If how we end the year is any indication of how the next one will begin, we're looking at more political grudge matches that work less for the economy and more for the politicians, with the economy—and citizens—paying the biggest price for the spectacle, notes John Stephenson of Strategic Investor.

The damage to the cult of equities from the force-fed housing booms on both sides of the Atlantic, the dot.com crash, the bailouts of Wall Street, and the ongoing political gridlock in Washington and Brussels has been immense.

Despite solid gains this year for the S&P 500 and for the Nikkei—which boasted a 23% return for the year, its best return since 2005—investors are running scared. Investors have flocked to the relative safety of bonds, which on a cumulative basis have outperformed US stocks for over 31 years. Even shell-shocked pension funds are fleeing to bonds on central bank promises of sustained short-term rates of zero.

Not only are investors shunning stocks, but correlations between stocks are high, suggesting that the return for stock picking is minimal.
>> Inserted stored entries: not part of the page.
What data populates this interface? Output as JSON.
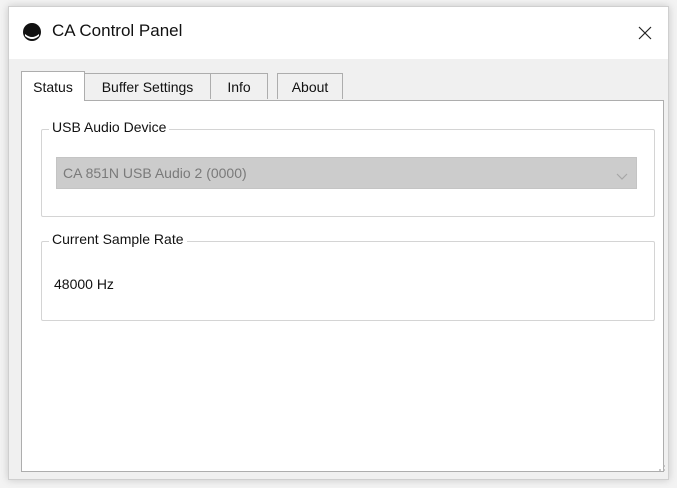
{
  "window": {
    "title": "CA Control Panel",
    "icon": "circle-app-icon",
    "close": "close-icon"
  },
  "tabs": [
    {
      "label": "Status",
      "active": true
    },
    {
      "label": "Buffer Settings",
      "active": false
    },
    {
      "label": "Info",
      "active": false
    },
    {
      "label": "About",
      "active": false
    }
  ],
  "usb_group": {
    "title": "USB Audio Device",
    "device_value": "CA 851N USB Audio 2 (0000)",
    "disabled": true,
    "arrow_icon": "chevron-down-icon"
  },
  "rate_group": {
    "title": "Current Sample Rate",
    "value": "48000 Hz"
  },
  "colors": {
    "titlebar": "#ffffff",
    "window_bg": "#f0f0f0",
    "combo_disabled_bg": "#cccccc",
    "combo_disabled_text": "#7a7a7a"
  }
}
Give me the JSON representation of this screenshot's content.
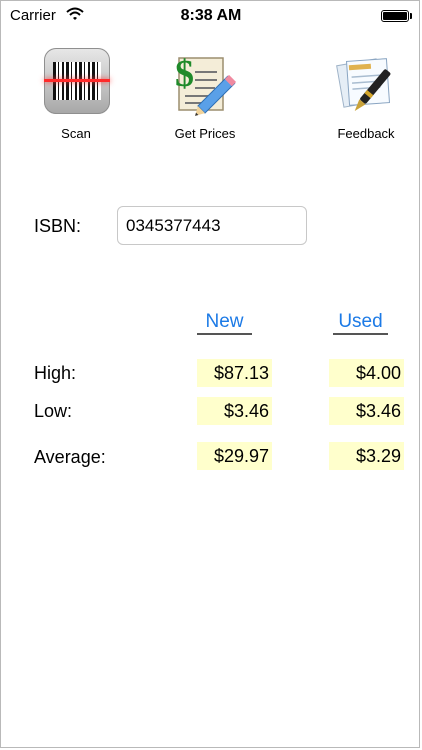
{
  "status_bar": {
    "carrier": "Carrier",
    "time": "8:38 AM"
  },
  "toolbar": {
    "items": [
      {
        "label": "Scan",
        "icon": "barcode-scanner-icon"
      },
      {
        "label": "Get Prices",
        "icon": "price-list-icon"
      },
      {
        "label": "Feedback",
        "icon": "feedback-pen-icon"
      }
    ]
  },
  "isbn": {
    "label": "ISBN:",
    "value": "0345377443"
  },
  "prices": {
    "columns": [
      "New",
      "Used"
    ],
    "rows": [
      {
        "label": "High:",
        "new": "$87.13",
        "used": "$4.00"
      },
      {
        "label": "Low:",
        "new": "$3.46",
        "used": "$3.46"
      },
      {
        "label": "Average:",
        "new": "$29.97",
        "used": "$3.29"
      }
    ]
  },
  "colors": {
    "link_blue": "#1c7ae6",
    "cell_highlight": "#ffffcc"
  }
}
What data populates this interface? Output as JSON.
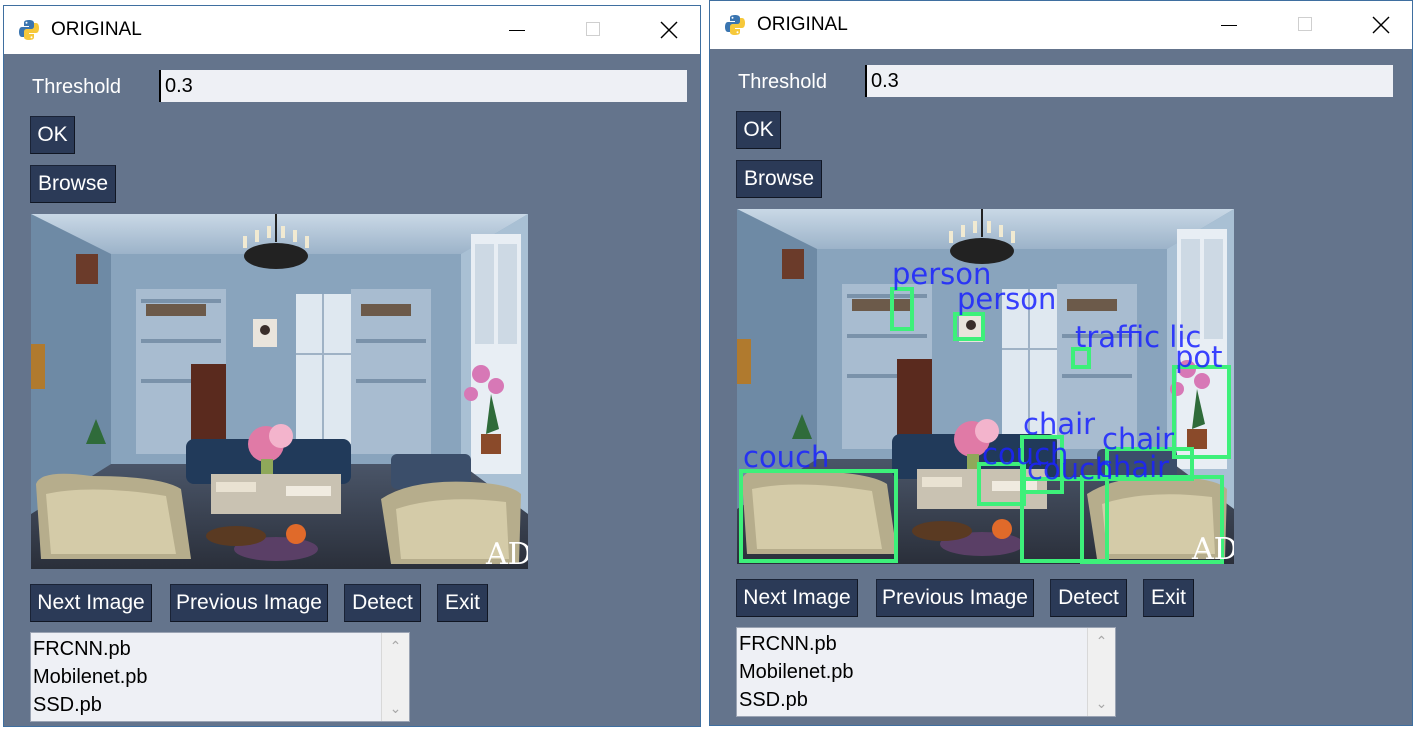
{
  "windows": [
    {
      "title": "ORIGINAL",
      "icon": "python-logo-icon",
      "threshold": {
        "label": "Threshold",
        "value": "0.3"
      },
      "buttons": {
        "ok": "OK",
        "browse": "Browse",
        "next": "Next Image",
        "previous": "Previous Image",
        "detect": "Detect",
        "exit": "Exit"
      },
      "image": {
        "watermark": "AD"
      },
      "models": [
        "FRCNN.pb",
        "Mobilenet.pb",
        "SSD.pb"
      ]
    },
    {
      "title": "ORIGINAL",
      "icon": "python-logo-icon",
      "threshold": {
        "label": "Threshold",
        "value": "0.3"
      },
      "buttons": {
        "ok": "OK",
        "browse": "Browse",
        "next": "Next Image",
        "previous": "Previous Image",
        "detect": "Detect",
        "exit": "Exit"
      },
      "image": {
        "watermark": "AD",
        "detections": [
          {
            "label": "person"
          },
          {
            "label": "person"
          },
          {
            "label": "traffic light"
          },
          {
            "label": "potted plant"
          },
          {
            "label": "chair"
          },
          {
            "label": "chair"
          },
          {
            "label": "chair"
          },
          {
            "label": "couch"
          },
          {
            "label": "couch"
          },
          {
            "label": "couch"
          }
        ]
      },
      "models": [
        "FRCNN.pb",
        "Mobilenet.pb",
        "SSD.pb"
      ]
    }
  ],
  "colors": {
    "window_bg": "#64748c",
    "button_bg": "#2b3a57",
    "entry_bg": "#eef0f5",
    "box_green": "#3df07a",
    "label_blue": "#1a22ff"
  }
}
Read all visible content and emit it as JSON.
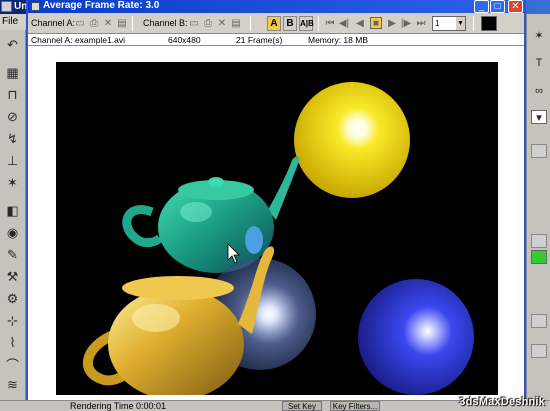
{
  "background_app": {
    "title": "Un",
    "menu_file": "File",
    "status_render_time": "Rendering Time  0:00:01",
    "set_key_label": "Set Key",
    "key_filters_label": "Key Filters..."
  },
  "frame_buffer": {
    "title": "Average Frame Rate: 3.0",
    "controls": {
      "minimize": "_",
      "maximize": "□",
      "close": "✕"
    },
    "toolbar": {
      "channel_a_label": "Channel A:",
      "channel_b_label": "Channel B:",
      "chan_a": "A",
      "chan_b": "B",
      "chan_ab": "A|B",
      "frame_select": "1"
    },
    "info": {
      "channel": "Channel A: example1.avi",
      "resolution": "640x480",
      "frames": "21 Frame(s)",
      "memory": "Memory: 18 MB"
    }
  },
  "watermark": "3dsMaxDeshnik",
  "colors": {
    "title_blue": "#0b3cc8",
    "render_bg": "#000000",
    "teapot_teal": "#1fa88a",
    "teapot_gold": "#d9a520",
    "sphere_yellow": "#f4e21c",
    "sphere_blue": "#2f3ee0",
    "sphere_glass": "#8fa3c7"
  }
}
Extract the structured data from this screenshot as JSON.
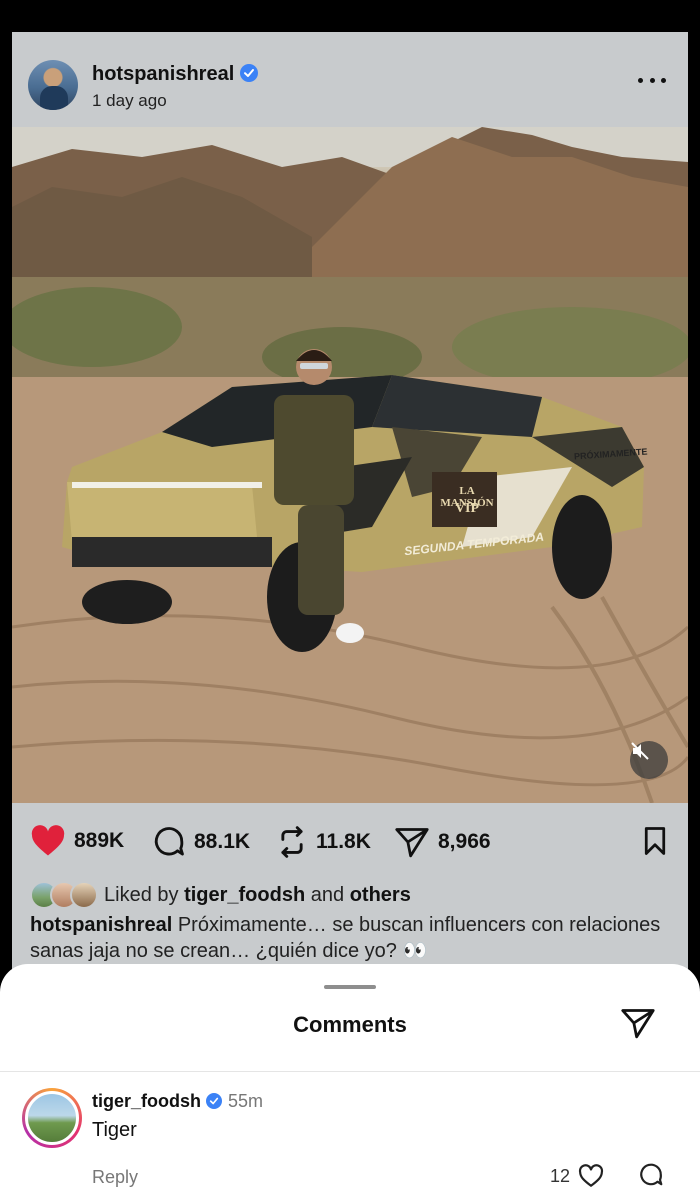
{
  "post": {
    "username": "hotspanishreal",
    "timestamp": "1 day ago",
    "image_text": {
      "brand_line1": "LA MANSIÓN",
      "brand_line2": "VIP",
      "season": "SEGUNDA TEMPORADA",
      "side": "PRÓXIMAMENTE"
    },
    "stats": {
      "likes": "889K",
      "comments": "88.1K",
      "reposts": "11.8K",
      "shares": "8,966"
    },
    "liked_by": {
      "prefix": "Liked by",
      "user": "tiger_foodsh",
      "middle": "and",
      "suffix": "others"
    },
    "caption": {
      "user": "hotspanishreal",
      "text": "Próximamente… se buscan influencers con relaciones sanas jaja no se crean… ¿quién dice yo? 👀"
    }
  },
  "comments_sheet": {
    "title": "Comments",
    "items": [
      {
        "user": "tiger_foodsh",
        "time": "55m",
        "text": "Tiger",
        "reply_label": "Reply",
        "likes": "12"
      }
    ]
  },
  "colors": {
    "like_red": "#e0213b",
    "verified_blue": "#3b82f6"
  },
  "icons": [
    "verified-badge-icon",
    "more-icon",
    "heart-icon",
    "comment-icon",
    "repost-icon",
    "share-icon",
    "bookmark-icon",
    "mute-icon"
  ]
}
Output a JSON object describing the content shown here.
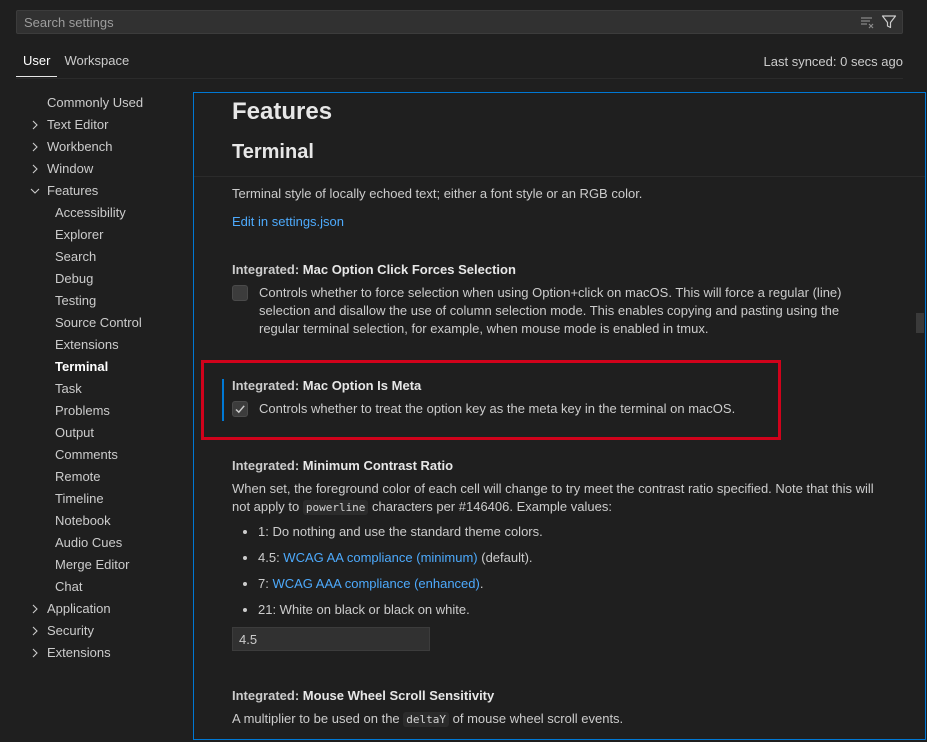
{
  "search": {
    "placeholder": "Search settings",
    "icons": [
      "clear-filter-icon",
      "filter-icon"
    ]
  },
  "tabs": [
    {
      "label": "User",
      "active": true
    },
    {
      "label": "Workspace",
      "active": false
    }
  ],
  "last_synced": "Last synced: 0 secs ago",
  "toc": [
    {
      "label": "Commonly Used",
      "level": "top",
      "chevron": "none"
    },
    {
      "label": "Text Editor",
      "level": "top",
      "chevron": "right"
    },
    {
      "label": "Workbench",
      "level": "top",
      "chevron": "right"
    },
    {
      "label": "Window",
      "level": "top",
      "chevron": "right"
    },
    {
      "label": "Features",
      "level": "top",
      "chevron": "down"
    },
    {
      "label": "Accessibility",
      "level": "sub"
    },
    {
      "label": "Explorer",
      "level": "sub"
    },
    {
      "label": "Search",
      "level": "sub"
    },
    {
      "label": "Debug",
      "level": "sub"
    },
    {
      "label": "Testing",
      "level": "sub"
    },
    {
      "label": "Source Control",
      "level": "sub"
    },
    {
      "label": "Extensions",
      "level": "sub"
    },
    {
      "label": "Terminal",
      "level": "sub",
      "active": true
    },
    {
      "label": "Task",
      "level": "sub"
    },
    {
      "label": "Problems",
      "level": "sub"
    },
    {
      "label": "Output",
      "level": "sub"
    },
    {
      "label": "Comments",
      "level": "sub"
    },
    {
      "label": "Remote",
      "level": "sub"
    },
    {
      "label": "Timeline",
      "level": "sub"
    },
    {
      "label": "Notebook",
      "level": "sub"
    },
    {
      "label": "Audio Cues",
      "level": "sub"
    },
    {
      "label": "Merge Editor",
      "level": "sub"
    },
    {
      "label": "Chat",
      "level": "sub"
    },
    {
      "label": "Application",
      "level": "top",
      "chevron": "right"
    },
    {
      "label": "Security",
      "level": "top",
      "chevron": "right"
    },
    {
      "label": "Extensions",
      "level": "top",
      "chevron": "right"
    }
  ],
  "editor": {
    "heading_features": "Features",
    "heading_terminal": "Terminal",
    "local_echo_style": {
      "description": "Terminal style of locally echoed text; either a font style or an RGB color.",
      "edit_link": "Edit in settings.json"
    },
    "mac_option_click": {
      "category": "Integrated: ",
      "name": "Mac Option Click Forces Selection",
      "checked": false,
      "description": "Controls whether to force selection when using Option+click on macOS. This will force a regular (line) selection and disallow the use of column selection mode. This enables copying and pasting using the regular terminal selection, for example, when mouse mode is enabled in tmux."
    },
    "mac_option_meta": {
      "category": "Integrated: ",
      "name": "Mac Option Is Meta",
      "checked": true,
      "description": "Controls whether to treat the option key as the meta key in the terminal on macOS."
    },
    "min_contrast": {
      "category": "Integrated: ",
      "name": "Minimum Contrast Ratio",
      "desc_part1": "When set, the foreground color of each cell will change to try meet the contrast ratio specified. Note that this will not apply to ",
      "desc_code": "powerline",
      "desc_part2": " characters per #146406. Example values:",
      "list": [
        {
          "pre": "1: Do nothing and use the standard theme colors.",
          "link": "",
          "post": ""
        },
        {
          "pre": "4.5: ",
          "link": "WCAG AA compliance (minimum)",
          "post": " (default)."
        },
        {
          "pre": "7: ",
          "link": "WCAG AAA compliance (enhanced)",
          "post": "."
        },
        {
          "pre": "21: White on black or black on white.",
          "link": "",
          "post": ""
        }
      ],
      "value": "4.5"
    },
    "mouse_wheel": {
      "category": "Integrated: ",
      "name": "Mouse Wheel Scroll Sensitivity",
      "desc_part1": "A multiplier to be used on the ",
      "desc_code": "deltaY",
      "desc_part2": " of mouse wheel scroll events."
    }
  },
  "colors": {
    "accent": "#0078d4",
    "link": "#4daafc",
    "highlight": "#d0021b",
    "background": "#1f1f1f"
  }
}
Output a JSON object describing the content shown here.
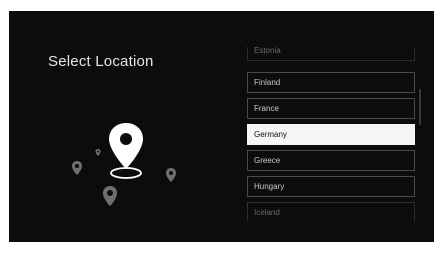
{
  "screen": {
    "title": "Select Location"
  },
  "locations": {
    "items": [
      {
        "label": "Estonia",
        "state": "faded"
      },
      {
        "label": "Finland",
        "state": "normal"
      },
      {
        "label": "France",
        "state": "normal"
      },
      {
        "label": "Germany",
        "state": "selected"
      },
      {
        "label": "Greece",
        "state": "normal"
      },
      {
        "label": "Hungary",
        "state": "normal"
      },
      {
        "label": "Iceland",
        "state": "faded"
      }
    ]
  },
  "colors": {
    "background": "#0c0c0d",
    "selected_bg": "#f5f5f5",
    "pin_main": "#ffffff",
    "pin_secondary": "#6e6e74"
  },
  "icons": [
    "location-pin-icon"
  ]
}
The KCJ Index, which measures the expected average correlation of price returns between S&P 500 components, confirms that correlations are way above normal.

Because of the tighter than normal correlations not only between individual stocks but between markets, investors have adopted a broad-based approach toward securities, selling or buying index futures and ETFs rather than trying to cherry pick the individual market constituents with the best fundamentals. Increasingly this macro madness has had commodities, bonds, and stocks acting as a single trade—risk on, or risk off—buy commodities, stocks, and bonds or sell them all.

But that isn’t how markets are supposed to work. Risk assets such as stocks and real estate are supposed to deliver higher returns than risk-free assets to encourage capitalist managers and investors to invest risk capital in businesses.

Without the reasonable potential for better risk-adjusted returns from stock investing, a key tenant of capitalism itself has been impaired. Thankfully, capitalism or stock investing isn’t dead yet, and the risk-return balance will shift away from bonds and toward stocks in 2013.

The Fed is likely to remain accommodative through early 2015, providing a powerful tailwind for stocks and bonds. Recent jobless claims declined to 343,000, near their lowest level in five years, which if sustained should see the Fed reaching its 6.5% unemployment rate target by the second half of 2014.

The bond bull market still has legs, but it will eventually come crashing to an end as the Fed starts tightening. But for now, bond investors can relax.

Apple (AAPL), the most talked-about company in 2012, had a breathtaking ascent and a spectacular belly flop to end the year. Still, the company managed to post a nearly 26% gain over the year, but the year-end swoon ushered in an onslaught of pessimism about the outlook for America’s most dynamic company.

As I argued recently on CNBC, the stock is suddenly a cheap call on the future of Silicon Valley . If you truly believe that Apple is rotting, then perhaps investors should rethink their current complacency about the sustained competitive dynamism of US tech stocks. But for me, I’m a buyer of Apple at these levels.

US housing will help solidify confidence on Main Street, as attractive affordability and low inventories point to a sustained recovery in housing activity in 2013. Fueled by low interest rates and rising consumer confidence, US housing starts in October hit a four-year high, with new home construction up a hefty 42% from a year earlier. Already, homebuilders such as PulteGroup (PHM) have been on the move, returning a staggering 178.9% in 2012.

Global economic growth in 2013 should exceed the growth in 2012, but the pace is unlikely to be strong enough to significantly lift commodities. Stocks should outperform bonds in 2013, as long term yields rise toward 2% and corporate profits expand in the 5% to 7% range.

My gameplan for the start of the year is to be positioned for pro-growth conditions, overweighting equities over bonds and favoring cyclicals over defensives for the start of the year. The year ahead will likely be choppy, but correlations will start to drop and stock picking will be rewarded as the cliff becomes a thing of the past.